To get there, McGregor collaborated with dramaturg Uzma Hameed on extensive research. They read and re-read Mrs. Dalloway, Orlando, and The Waves and met with several Woolf scholars. They also went on a kind of Woolf pilgrimage, visiting Woolf’s home, Monks House, and her sister Vanessa Bell’s house and studio. They had the chance, says McGregor, to “touch the artifacts of her life and the context in which she lived, experience the garden she wrote in, the river she drowned in—a complete immersion."

Teuscher finds that the challenge of the ballet is portraying the character of Clarissa Dalloway/Virginia Woolf’s inner and exterior lives. “People describe Mrs. Dalloway as stream of consciousness writing, but I see it more as going in and out of worlds, in and out of the present and the past,” she says. “Obviously, I can’t explain to the audience that suddenly this is a memory, or a thought that's happening in my mind."

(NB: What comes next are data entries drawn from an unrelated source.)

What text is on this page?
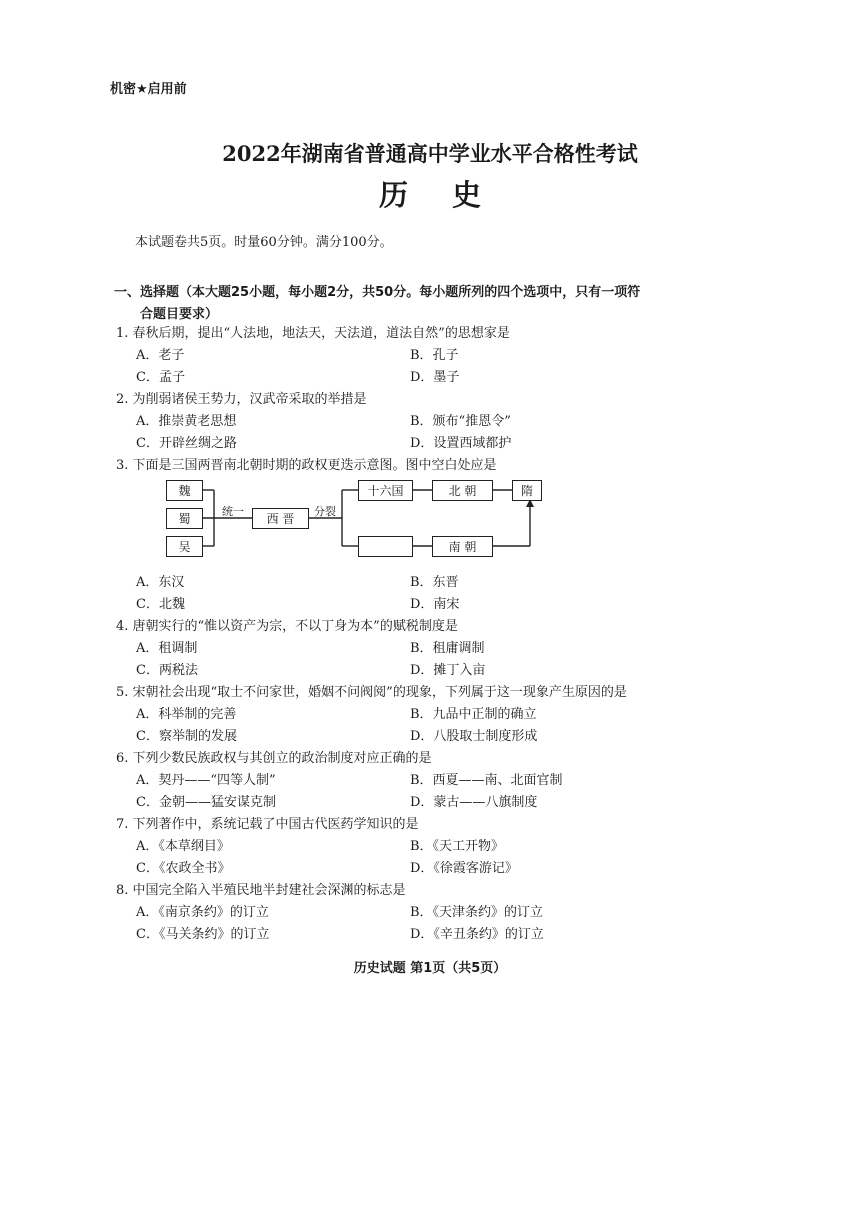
机密★启用前
2022年湖南省普通高中学业水平合格性考试
历史
本试题卷共5页。时量60分钟。满分100分。
一、选择题（本大题25小题，每小题2分，共50分。每小题所列的四个选项中，只有一项符
合题目要求）
1. 春秋后期，提出“人法地，地法天，天法道，道法自然”的思想家是
A．老子	B．孔子
C．孟子	D．墨子
2. 为削弱诸侯王势力，汉武帝采取的举措是
A．推崇黄老思想	B．颁布“推恩令”
C．开辟丝绸之路	D．设置西域都护
3. 下面是三国两晋南北朝时期的政权更迭示意图。图中空白处应是
魏
蜀
吴
统一
西 晋
分裂
十六国	北 朝	隋
南 朝
A．东汉	B．东晋
C．北魏	D．南宋
4. 唐朝实行的“惟以资产为宗，不以丁身为本”的赋税制度是
A．租调制	B．租庸调制
C．两税法	D．摊丁入亩
5. 宋朝社会出现“取士不问家世，婚姻不问阀阅”的现象，下列属于这一现象产生原因的是
A．科举制的完善	B．九品中正制的确立
C．察举制的发展	D．八股取士制度形成
6. 下列少数民族政权与其创立的政治制度对应正确的是
A．契丹——“四等人制”	B．西夏——南、北面官制
C．金朝——猛安谋克制	D．蒙古——八旗制度
7. 下列著作中，系统记载了中国古代医药学知识的是
A．《本草纲目》	B．《天工开物》
C．《农政全书》	D．《徐霞客游记》
8. 中国完全陷入半殖民地半封建社会深渊的标志是
A．《南京条约》的订立	B．《天津条约》的订立
C．《马关条约》的订立	D．《辛丑条约》的订立
历史试题 第1页（共5页）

Cassandra Trenary and Herman Cornejo in Like Water for Chocolate. Marty Sohl

For Wheeldon, adapting Like Water for Chocolate for the stage meant narrowing down the novel’s 256 pages into two hours of dancing—while still holding onto the legibility of the plot. “Making ballets from existing novels means there is a lot of source material to draw from,” says Wheeldon, adding, “Laura was our best source of dramaturgy.” He still recalls with great fondness his trips to visit Esquival in her home in Mexico. “My husband and I were enchanted by her warmth and her willingness to share her beautiful story with us,” he says.

When Wheeldon brought Like Water for Chocolate to ABT in 2023 (it too was originally created for The Royal Ballet), he sat the Company down for a presentation by Esquival via Zoom.“ She explained how the three sisters represent the three different phases of how people reacted to the Mexican Revolution,” remembers ABT Principal Dancer Herman Cornejo, who dances the role of Pedro. “When you do Giselle or Swan Lake, you don’t get this background from the creator.”

Cornejo sees Like Water for Chocolate as part of “a new era of classics.” He relishes the chance to do away with mime and the classical ballet set up of pas de deux, solo, coda, to focus on stories and themes. “You don’t feel yourself as a dancer anymore,” he says of dancing Pedro.“You’re an actor, portraying a story. It fulfills me.” Similarly, Teuscher thinks of contemporary literary adaptations, includingWoolf Works, as a continuation of ballet’s story telling tradition. “I personally love that people are continuing to make narrative-based work,” she says. “I think it is a really beautiful craft that has become uncommon.”